The Reserve Bank of India (RBI) wants to ensure that the strong financial performance of banks and non-banking finance companies (NBFCs) does not camouflage certain basic governance deficiencies, said Governor Shaktikanta Das.

He observed that the financial numbers of the Indian banking and NBFCs (top 25 NBFCs, which represent 75-80 per cent of this sector) sectors at the moment are healthy and robust at the aggregate as well as at the individual entity level.

“Now, governance is something beyond these numbers. In the long run, these numbers ultimately stem from good governance. Therefore, our emphasis has been on good governance to ensure that the financial parameters achieved by banks and NBFCs over the last few years continue to improve further.
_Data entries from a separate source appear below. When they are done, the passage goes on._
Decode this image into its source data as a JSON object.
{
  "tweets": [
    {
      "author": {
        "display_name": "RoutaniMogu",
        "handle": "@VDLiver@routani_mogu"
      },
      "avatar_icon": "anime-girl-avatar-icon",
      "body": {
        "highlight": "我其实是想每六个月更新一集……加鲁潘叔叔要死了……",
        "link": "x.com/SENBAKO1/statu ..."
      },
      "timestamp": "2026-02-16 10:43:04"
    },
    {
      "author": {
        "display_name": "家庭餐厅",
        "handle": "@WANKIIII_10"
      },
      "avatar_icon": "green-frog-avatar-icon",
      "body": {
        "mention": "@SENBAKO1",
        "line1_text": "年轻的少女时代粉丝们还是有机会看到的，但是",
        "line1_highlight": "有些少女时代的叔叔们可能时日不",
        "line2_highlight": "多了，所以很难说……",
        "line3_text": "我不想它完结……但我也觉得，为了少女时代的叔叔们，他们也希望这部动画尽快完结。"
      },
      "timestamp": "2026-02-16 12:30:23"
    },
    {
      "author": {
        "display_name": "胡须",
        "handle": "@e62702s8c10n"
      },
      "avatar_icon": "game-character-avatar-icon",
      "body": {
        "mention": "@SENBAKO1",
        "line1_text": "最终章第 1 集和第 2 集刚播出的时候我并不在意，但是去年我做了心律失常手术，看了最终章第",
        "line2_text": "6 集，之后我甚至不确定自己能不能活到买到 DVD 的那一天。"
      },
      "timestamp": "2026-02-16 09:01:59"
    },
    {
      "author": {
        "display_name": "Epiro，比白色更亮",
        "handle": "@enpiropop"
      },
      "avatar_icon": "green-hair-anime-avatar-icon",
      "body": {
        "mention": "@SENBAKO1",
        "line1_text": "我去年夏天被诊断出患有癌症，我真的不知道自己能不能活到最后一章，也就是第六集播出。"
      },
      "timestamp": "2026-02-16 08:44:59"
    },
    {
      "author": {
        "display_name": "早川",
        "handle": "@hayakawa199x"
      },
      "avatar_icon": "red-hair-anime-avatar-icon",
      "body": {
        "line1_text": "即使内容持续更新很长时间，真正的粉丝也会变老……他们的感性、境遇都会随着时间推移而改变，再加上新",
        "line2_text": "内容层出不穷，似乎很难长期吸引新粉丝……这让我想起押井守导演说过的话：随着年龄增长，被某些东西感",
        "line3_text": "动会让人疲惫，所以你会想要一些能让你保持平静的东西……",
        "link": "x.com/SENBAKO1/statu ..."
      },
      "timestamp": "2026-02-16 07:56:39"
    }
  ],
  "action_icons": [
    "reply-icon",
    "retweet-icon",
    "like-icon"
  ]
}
We want that underlying these numbers, certain basic deficiencies should not be camouflaged. And our analysis shows that what differentiates a good institution (bank or an NBFC) from a not-so-good one is governance,” Das said at a BFSI summit.

Within governance, RBI has broadly highlighted three components -- robust risk management, compliance culture (including ethics), and the strength of internal audit.

“So, whenever we see any deficiencies/deviations/problems building up somewhere in any particular entity, our job is to immediately flag the issue with the entity.

We don’t want to hit big headlines by making statements that such and such a bank has a problem because sometimes in the public mind/perception, the interpretation may be disproportionately high compared to the actual nature of governance deficiency, thereby unnecessarily creating a crisis of confidence,” the Governor said.

He emphasised that when RBI internally takes up the issue of deficiency with a bank/NBFC, it quantifies it and directs the particular entity to take necessary corrective measures, which they do.

Das noted that RBI’s Cyber Security and Information Technology Examination Cell is doing a thorough inspection of the quality of the IT systems in banks and what kind of cyber security facilities they have.

“Wherever there are deficiencies, we have flagged them to the management of the banks and our supervisors sat down with them insisting on a timeline by when they will take corrective measures,” he said.